Doctors and Hospitals prefer the old communication device as modern pager systems’ coverage overlap, combined with the use of satellite communications, can make paging systems more reliable than terrestrial-based cellular networks in some cases, including scenarios such as natural and man-made disasters. This resilience has led public safety agencies to adopt pagers over cellular and other commercial services for critical messaging.

Pagers operate as part of a paging system which includes one or more fixed transmitters (or in the case of response pagers and two-way pagers, one or more base stations), as well as a number of pagers carried by mobile users. These systems can range from a restaurant system with a single low-power transmitter, to a nationwide system with thousands of high-power base stations.

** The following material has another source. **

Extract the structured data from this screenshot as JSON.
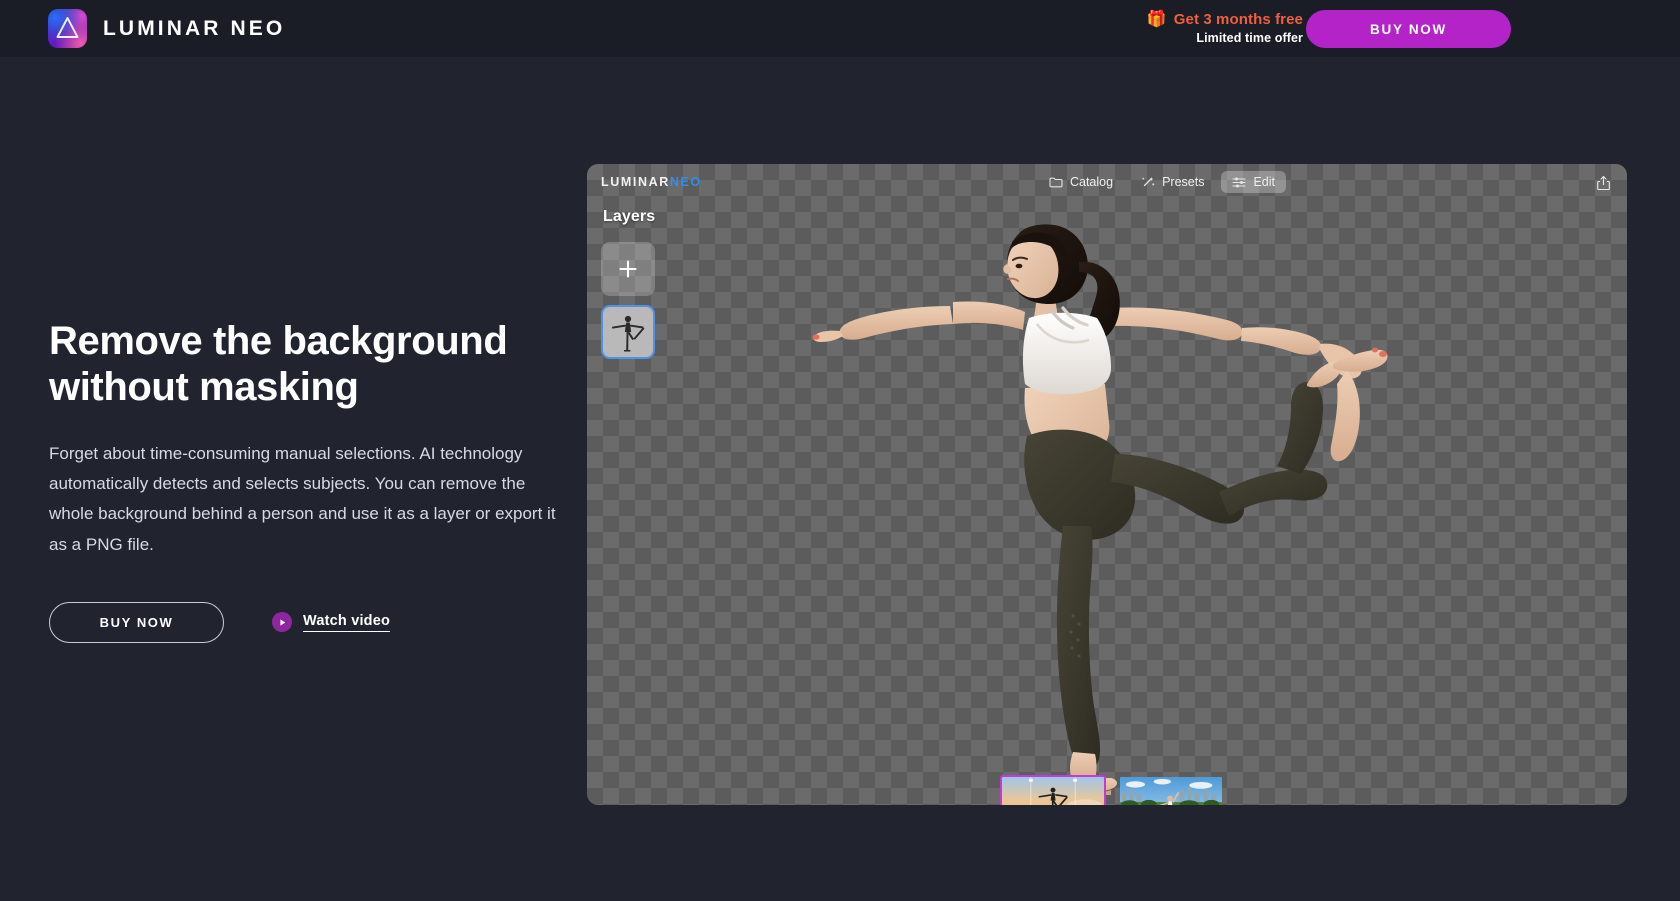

The pagers, which were developed in the 1950s and 1960s, and became widely used by the 1980s, are still used by about five million people according to US statistics in 2019, but the pager annually loses more users around the world, who switch to mobile phones, while by 1994 the number of “pager” users reached more than 61 million around the world.

A 2019 study conducted by the Journal of Hospital Medicine in 2019 has been shown that 80 percent of doctors irrespective of the dominance of mobile phones.

In 2017, The UK National Health Service was estimated to use over 10 percent (130,000) of remaining pagers in the world at an annual cost of £6.6 million. In February 2019, Matt Hancock, Secretary of State for Health and Social Care, announced that the 130,000 pagers still in use were to be phased out.

His team had announced plans in May 2020 to replace pagers and bleepers with “more modern communication tools”, accelerated the pressure placed on the service by the COVID-19 pandemic in England.

In Japan, more than ten million pagers were active in 1996. On October 1, 2019, Japan’s last paging service provider shut down radio signals and terminated its service.